LIBRARY

LIBRARY

The Sicilian Region decree D.D.G. no. 6252, 11th December 2018, states that the collection of books known as theCasa Cuseni Book Collection”, pursuant to Article 13 of Legislative Decree no. 42 of 22nd January 2004 and subsequent amendments and additions, is declared to be of major cultural interest, as it is listed among the assets noted in Article 10, paragraph 3, letter c) of the same Legislative Decree and in Article 2 of Regional Law No 80/77 and is therefore subject to all the protection provisions contained in the above-mentioned laws.

The book collection of Casa Cuseni

The book collection of Casa Cuseni Library consists of an ancient collection and a modern collection specialising in the Arts and Crafts Movement and literature, which coexist together with material of a more properly archival nature, from private correspondence to worksheets of intellectual activity, from autograph notes to paratextual material (in a broad sense, also ‘added’ to the single copy possessed) that fully reconstructs the profile of the owners, the events of their lives and the many scholars who worked here.
Famous people such as: Lord Bertrand Russell (who was told in this library that he had won the Nobel Prize for literature), Anatole France, Denis Mack Smith (who wrote his entire monumental work on the history of Italy and Sicily in this library), Ezra Pound, Tennessee Williams, Rohal Dahl, André Gide, Roger Peyrefitte (who wrote the books that made the city of Taormina famous), and famous artists such as Salvador Dalì and Pablo Picasso, the Presidents of the Royal British Art Academies Sir Frank Brangwyn, Sir Alfred East, Sir George Clausen, Richard Henry Wrigh, Cecil Arthur Hunt, as well as the Italian Futurist painters and sculptors, (Giacomo Balla, Fortunato Depero, Filippo Tommaso Marinetti), and Duilio Cambellotti, who left in this house photographs of his stage sets that would be staged at the Ancient Theatre.
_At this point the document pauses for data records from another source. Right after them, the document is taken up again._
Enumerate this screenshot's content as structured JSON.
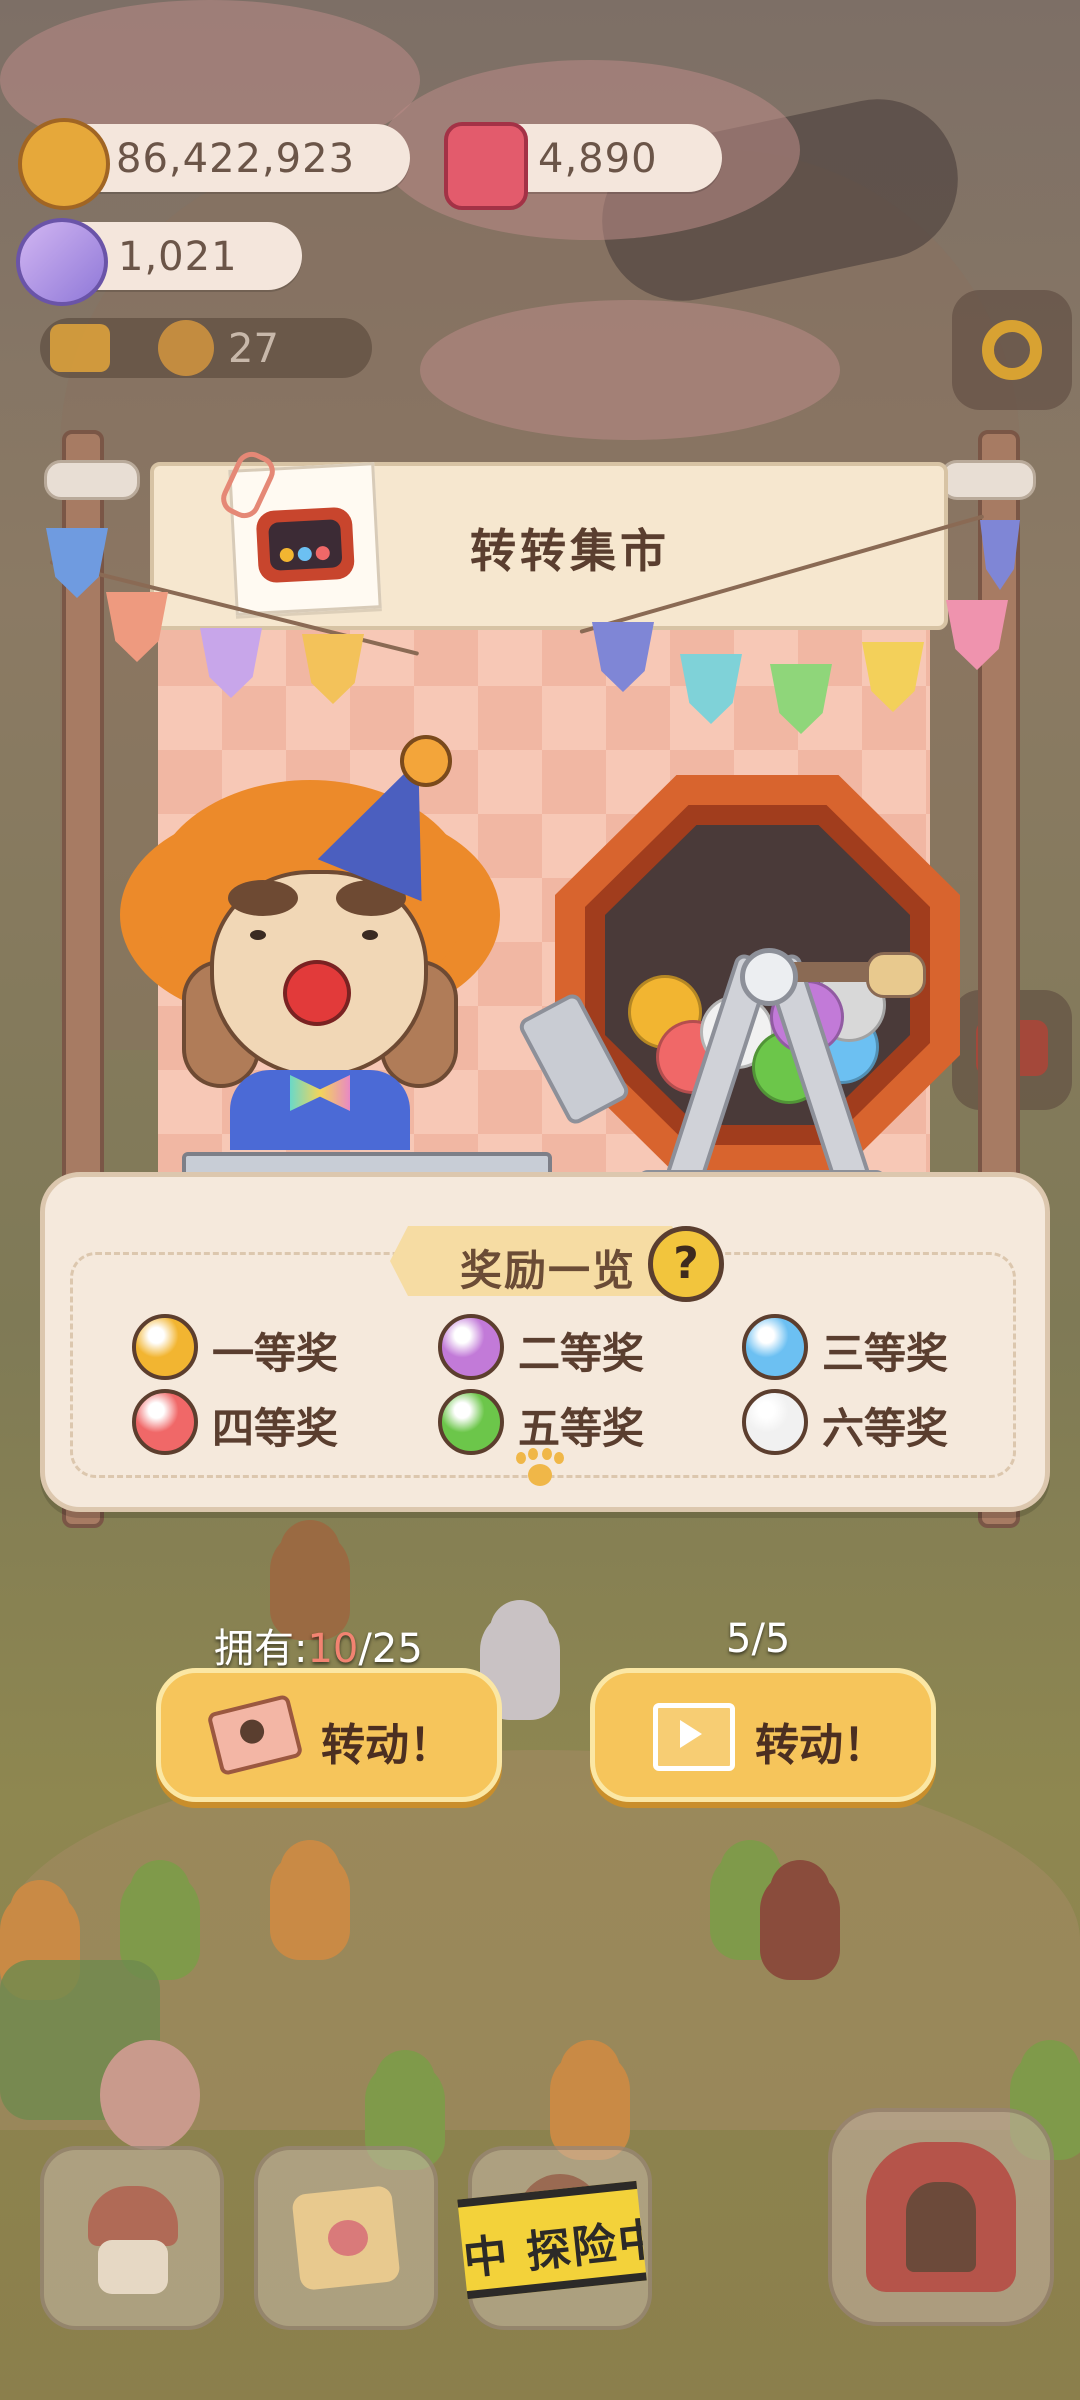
{
  "resources": {
    "coins": "86,422,923",
    "candles": "4,890",
    "candy": "1,021",
    "announcement_count": "27"
  },
  "stall": {
    "title": "转转集市"
  },
  "rewards": {
    "title": "奖励一览",
    "help_symbol": "?",
    "prizes": [
      {
        "label": "一等奖",
        "color": "#f2b531"
      },
      {
        "label": "二等奖",
        "color": "#c27ad8"
      },
      {
        "label": "三等奖",
        "color": "#6cc0f2"
      },
      {
        "label": "四等奖",
        "color": "#f06868"
      },
      {
        "label": "五等奖",
        "color": "#6cc64a"
      },
      {
        "label": "六等奖",
        "color": "#f1f1f1"
      }
    ]
  },
  "spin": {
    "ticket": {
      "count_prefix": "拥有:",
      "count_current": "10",
      "count_total": "/25",
      "button_label": "转动！",
      "icon": "ticket-icon"
    },
    "video": {
      "count_label": "5/5",
      "button_label": "转动！",
      "icon": "video-icon"
    }
  },
  "bottom_nav": {
    "hotel_icon": "hotel-icon",
    "diary_icon": "calendar-heart-icon",
    "explore_label": "中  探险中",
    "stage_icon": "stage-icon"
  },
  "colors": {
    "button_yellow": "#f6c55b",
    "panel_cream": "#f5e9dc",
    "text_brown": "#5a3e2f"
  }
}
Our archives are intact and will be a valuable source for those who wish to study the many artists who lived in Casa Cuseni, in order to better understand the library, its dynamics, and the cultural contextualisation of the archive.

The first owner, the British artist Robert Hawthorn Kitson, who conceived the core of the library and expanded it over the years, was a prominent local and international personality.

In our management approach, we always take into account the author of the work. Only this knowledge can allow a proper approach of the library. Some of the works we possess are extremely valuable and represent a unicum – as, on the other hand, does every printed copy – both from a bibliographical and bibliological point of view, and in the more broadly cultural context, in that they reflect the reading, study and training practices of the owner and of all the scholars gathered here. Many of our specimens, catalogued by the Messina Heritage Board, are frequently accompanied by autographed dedications, ex libris, postils and handwritten notes in the margins of the text, and so on. From this point of view, attention in cataloguing the specimens and their description is necessary, and a duty, particularly in a country like ours, heir to a prestigious literary and cultural tradition.
A specific focus that highlights their potential as sources for cultural and historical research. It would be auspicious to carry out a scientifically controlled reconnaissance of the library, which would enable the researcher to grasp the geographical and cultural links between the collections of different authors present here, based on their bibliographical, bibliological, paratextual and archival properties in our collections.